Secretary of Agriculture Brooke Rollins said on Monday that the Department of Agriculture (USDA) is rescinding a 2001 rule designed to protect national forest lands from logging and road construction.
The rule has restricted road development on nearly 60 percent of forest lands in Utah and Montana, while in Alaska’s Tongass National Forest—the largest national forest—about 92 percent of the land is impacted, the USDA said.
Rescinding the rule would open nearly 59 million acres of federal forest lands to timber production and wildfire prevention efforts, according to the department. It stated that 28 million acres of those lands are at high risk for wildfires.
“Once again, President Trump is removing absurd obstacles to common sense management of our natural resources by rescinding the overly restrictive roadless rule,” Rollins said in the statement. “This move opens a new era of consistency and sustainability for our nation’s forests.”

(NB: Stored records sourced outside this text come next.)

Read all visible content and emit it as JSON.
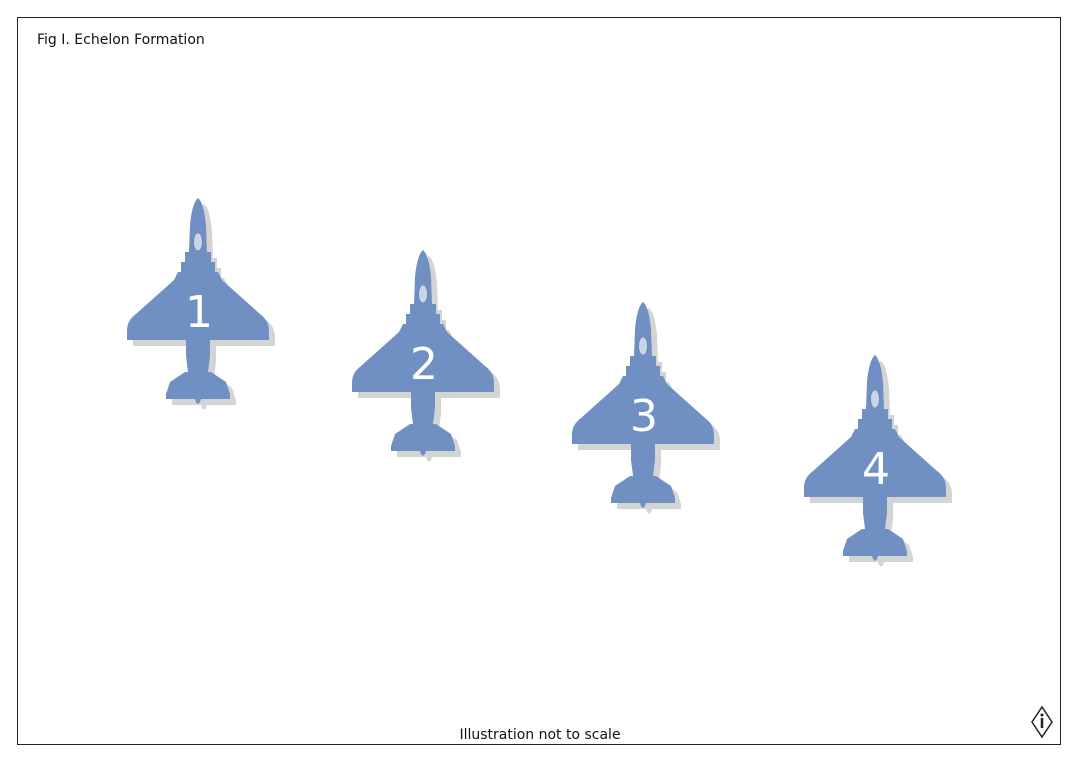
{
  "figure": {
    "title": "Fig I. Echelon Formation",
    "note": "Illustration not to scale"
  },
  "aircraft": [
    {
      "label": "1"
    },
    {
      "label": "2"
    },
    {
      "label": "3"
    },
    {
      "label": "4"
    }
  ],
  "colors": {
    "aircraft": "#7090c4",
    "shadow": "#d4d4d4",
    "canopy": "#c9d4e6",
    "label": "#ffffff",
    "frame": "#222222"
  },
  "icons": {
    "compass": "north-indicator-icon"
  }
}
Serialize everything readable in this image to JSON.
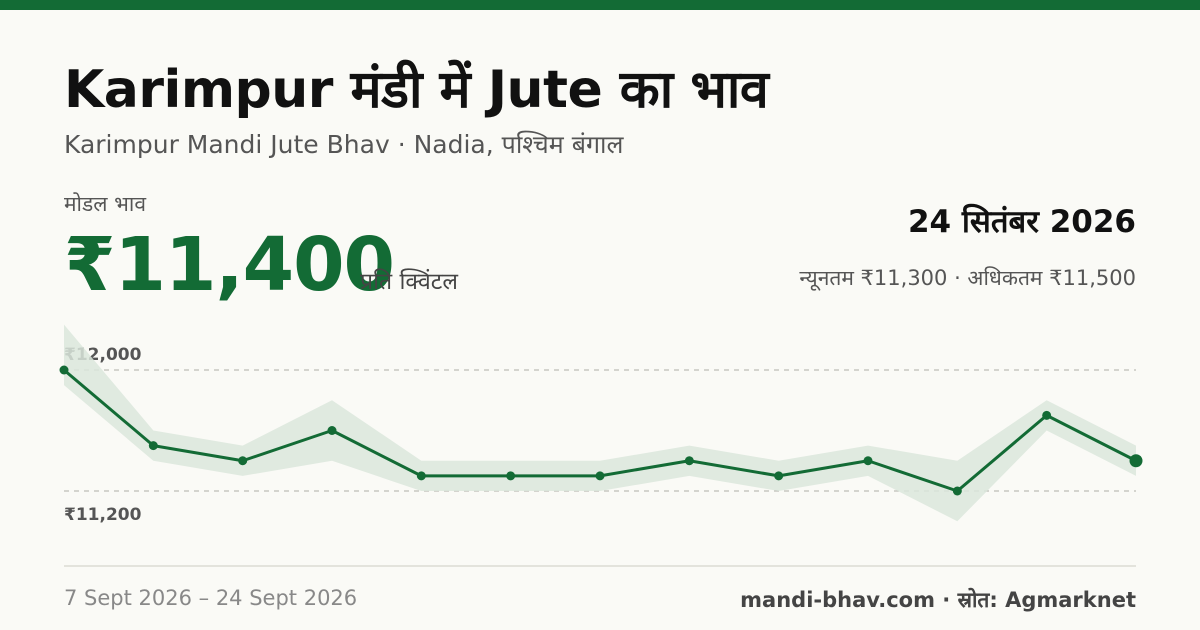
{
  "header": {
    "title": "Karimpur मंडी में Jute का भाव",
    "subtitle": "Karimpur Mandi Jute Bhav · Nadia, पश्चिम बंगाल"
  },
  "summary": {
    "modal_label": "मोडल भाव",
    "price": "₹11,400",
    "unit": "प्रति क्विंटल",
    "date": "24 सितंबर 2026",
    "range": "न्यूनतम ₹11,300 · अधिकतम ₹11,500"
  },
  "footer": {
    "period": "7 Sept 2026 – 24 Sept 2026",
    "source": "mandi-bhav.com · स्रोत: Agmarknet"
  },
  "colors": {
    "accent": "#136b35",
    "band": "#dbe6dc",
    "grid": "#bdbdb6"
  },
  "chart_data": {
    "type": "line",
    "ylim": [
      11200,
      12000
    ],
    "yticks": [
      {
        "value": 12000,
        "label": "₹12,000"
      },
      {
        "value": 11200,
        "label": "₹11,200"
      }
    ],
    "series": [
      {
        "modal": [
          12000,
          11500,
          11400,
          11600,
          11300,
          11300,
          11300,
          11400,
          11300,
          11400,
          11200,
          11700,
          11400
        ],
        "min": [
          11900,
          11400,
          11300,
          11400,
          11200,
          11200,
          11200,
          11300,
          11200,
          11300,
          11000,
          11600,
          11300
        ],
        "max": [
          12300,
          11600,
          11500,
          11800,
          11400,
          11400,
          11400,
          11500,
          11400,
          11500,
          11400,
          11800,
          11500
        ]
      }
    ]
  }
}
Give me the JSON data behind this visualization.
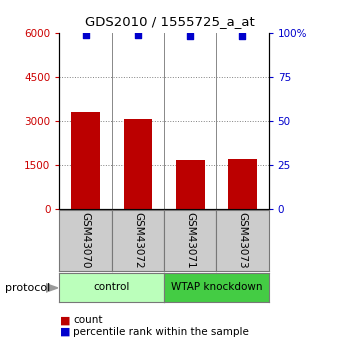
{
  "title": "GDS2010 / 1555725_a_at",
  "samples": [
    "GSM43070",
    "GSM43072",
    "GSM43071",
    "GSM43073"
  ],
  "bar_values": [
    3300,
    3050,
    1650,
    1680
  ],
  "percentile_values": [
    99,
    99,
    98,
    98
  ],
  "bar_color": "#bb0000",
  "dot_color": "#0000cc",
  "left_ylim": [
    0,
    6000
  ],
  "right_ylim": [
    0,
    100
  ],
  "left_yticks": [
    0,
    1500,
    3000,
    4500,
    6000
  ],
  "right_yticks": [
    0,
    25,
    50,
    75,
    100
  ],
  "left_yticklabels": [
    "0",
    "1500",
    "3000",
    "4500",
    "6000"
  ],
  "right_yticklabels": [
    "0",
    "25",
    "50",
    "75",
    "100%"
  ],
  "left_tick_color": "#cc0000",
  "right_tick_color": "#0000cc",
  "groups": [
    {
      "label": "control",
      "color": "#bbffbb",
      "n": 2
    },
    {
      "label": "WTAP knockdown",
      "color": "#44cc44",
      "n": 2
    }
  ],
  "protocol_label": "protocol",
  "legend_count_label": "count",
  "legend_percentile_label": "percentile rank within the sample",
  "sample_box_color": "#cccccc",
  "grid_linestyle": ":"
}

“This is another example of President Trump fulfilling his campaign promise to open up resources for responsible development,” Dunleavy said in a social media post. “Thank you [President Trump] and Secretary Rollins for continuing to roll back unnecessary regulations that stifle economic activity and send opportunity overseas.”
The move has drawn criticism from environmental groups. Drew Caputo, vice president of litigation for lands, wildlife, and oceans at Earthjustice, said the roadless area rule has protected national forest lands from “clearcutting for more than a generation.”
“We will stand for America’s national forests and the wildlife that depend on them,” he stated. “If the Trump administration actually revokes the roadless rule, we’ll see them in court.”
The Epoch Times sought comment from the USDA but did not receive a response by publication time.
Rollins stated that the national forests are in crisis because of “uncharacteristically severe wildfires, insect and disease outbreaks, invasive species, and other stressors.“
Those threats—combined with overgrown forests, the growing number of homes in the wildland-urban interface, and decades of rigorous fire suppression—have contributed to a “full-blown wildfire” and “forest health crisis,” according to the memo.